Comment habiter à la sortie du logement étudiant?
Pour sa thèse de doctorat en architecture, Fiona del Puppo s’est penchée sur les difficultés des jeunes à se loger après leurs études. Elle détaille ses observations dans une chronique parue dans trois quotidiens romands.
L’habitat reflète de nombreuses transformations de société. Dans le cadre de ma thèse de doctorat menée à l’EPFL au sein du Laboratoire de Sociologie Urbaine, je me suis penchée sur la manière dont les logements s’adaptent à ces évolutions. A partir d’entretiens menés auprès de jeunes adultes résidant à Genève, ma recherche montre que la fin des études soulève des difficultés inédites en termes de logement, et que l’incertitude liée à cette période de transition a tendance à se prolonger à l’âge adulte.
Les difficultés des étudiantes et étudiants à se loger sont bien connues. Cependant, celles et ceux qui parviennent à obtenir un logement étudiant satisfaisant bénéficient d’une stabilité qui se voit ébranlée à la fin de leur formation. Ce changement de statut, souvent synonyme d’un congé du logement étudiant, est source d’inquiétude. Celle-ci est particulièrement lisible à travers les stratégies mises en place: parmi les jeunes adultes rencontrés, certaines et certains font le choix de prolonger leurs études, de privilégier un stage à un emploi pérenne, voire de demander un salaire moindre pour la même charge de travail, de manière à conserver le droit de demeurer dans leur logement.
Situations précaires et insatisfaisantes
Ces observations font écho aux réelles difficultés rencontrées sur le marché du logement conventionnel. Malgré leur diplôme, les jeunes rencontrés peinent également à fournir les garanties exigées par les régies, ou ne peuvent pas s’appuyer sur leur réseau de connaissances, souvent décisif pour accéder à la location à Genève. Par conséquent, beaucoup se tournent vers la sous-location. Même si cette option offre une flexibilité bienvenue au début d’une carrière, ces situations se révèlent souvent précaires. Les sous-locataires ont peu de recours face aux conditions imposées par les locataires, que cela soit en termes de durée de séjour, d’organisation de la vie quotidienne ou de l’espace habité. C’est d’autant plus vrai dans le cadre d’un accord de sous-location informel. Cette solution ne leur permet finalement ni de s’approprier leur espace ni de s’y projeter.
Ces expériences résidentielles précaires font subir aux jeunes adultes l’incertitude face à l’avenir à travers leurs conditions de logement
Alternatives explorées collectivement
Certains jeunes adultes rencontrés dans le cadre de cette recherche contournent les difficultés du marché en se mobilisant collectivement ou en se constituant en coopérative. Cela demande cependant des ressources significatives qui ne sont pas accessibles à tout le monde: du temps, un réseau social dense, des compétences administratives, et même un savoir-faire architectural, quand il s’agit de réhabiliter des espaces vacants en logements. Même si elles offrent plus d’autonomie aux jeunes dans leur habitat, ces solutions restent souvent transitoires.
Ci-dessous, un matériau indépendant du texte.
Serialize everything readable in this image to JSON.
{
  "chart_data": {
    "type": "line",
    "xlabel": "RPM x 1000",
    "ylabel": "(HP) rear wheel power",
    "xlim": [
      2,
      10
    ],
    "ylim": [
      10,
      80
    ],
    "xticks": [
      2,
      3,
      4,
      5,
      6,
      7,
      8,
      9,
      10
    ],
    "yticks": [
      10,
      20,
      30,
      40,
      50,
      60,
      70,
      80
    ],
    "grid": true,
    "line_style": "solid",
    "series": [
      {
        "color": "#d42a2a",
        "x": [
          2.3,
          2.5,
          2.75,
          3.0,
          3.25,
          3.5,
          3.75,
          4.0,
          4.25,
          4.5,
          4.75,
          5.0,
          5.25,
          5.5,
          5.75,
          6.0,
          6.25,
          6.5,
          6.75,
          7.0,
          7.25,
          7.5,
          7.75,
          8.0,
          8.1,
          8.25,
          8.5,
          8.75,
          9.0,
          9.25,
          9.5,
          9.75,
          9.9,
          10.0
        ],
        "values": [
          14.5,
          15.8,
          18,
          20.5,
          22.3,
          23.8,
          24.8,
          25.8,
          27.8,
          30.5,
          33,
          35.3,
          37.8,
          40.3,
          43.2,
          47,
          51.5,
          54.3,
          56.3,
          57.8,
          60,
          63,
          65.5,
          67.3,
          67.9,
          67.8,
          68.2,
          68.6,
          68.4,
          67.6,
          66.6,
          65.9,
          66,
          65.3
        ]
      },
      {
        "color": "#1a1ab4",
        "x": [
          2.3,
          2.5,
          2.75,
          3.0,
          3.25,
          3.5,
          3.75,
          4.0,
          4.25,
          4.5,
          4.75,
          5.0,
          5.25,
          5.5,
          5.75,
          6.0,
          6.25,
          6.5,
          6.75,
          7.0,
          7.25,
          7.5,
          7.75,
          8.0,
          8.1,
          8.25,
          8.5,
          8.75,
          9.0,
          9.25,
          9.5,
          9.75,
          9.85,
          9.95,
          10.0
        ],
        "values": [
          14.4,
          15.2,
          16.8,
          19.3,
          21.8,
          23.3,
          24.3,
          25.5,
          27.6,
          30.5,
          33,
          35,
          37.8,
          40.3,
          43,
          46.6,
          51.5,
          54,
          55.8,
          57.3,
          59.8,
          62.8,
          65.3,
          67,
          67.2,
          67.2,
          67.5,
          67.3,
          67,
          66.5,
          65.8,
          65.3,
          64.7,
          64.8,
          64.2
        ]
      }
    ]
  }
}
La thèse met ainsi en lumière des expériences résidentielles qui sont souvent invisibilisées par leur informalité même, et qui traduisent pourtant de réelles difficultés, faisant subir aux jeunes adultes l’incertitude face à l’avenir à travers leurs conditions de logement.
Fiona del Puppo, doctorante, Laboratoire de sociologie urbaine (LASUR), EPFL
- Cette chronique est parue en décembre 2024 dans les quotidiens La Côte (Vaud), Le Nouvelliste (Valais) et Arcinfo (Neuchâtel), dans le cadre d'un partenariat avec le groupe de presse ESH Médias visant à faire connaître auprès du grand public la recherche et l'innovation de l'EPFL dans le secteur de la construction.
Fiona Del Puppo, "Passing through home : a renewed domesticity theory based on young middling migrants coliving or housesharing in Geneva and London", Dir. Luca Pattaroni (LASUR EPFL) & co-dir. Garance Clément (Morgan Centre, University of Manchester), 2024.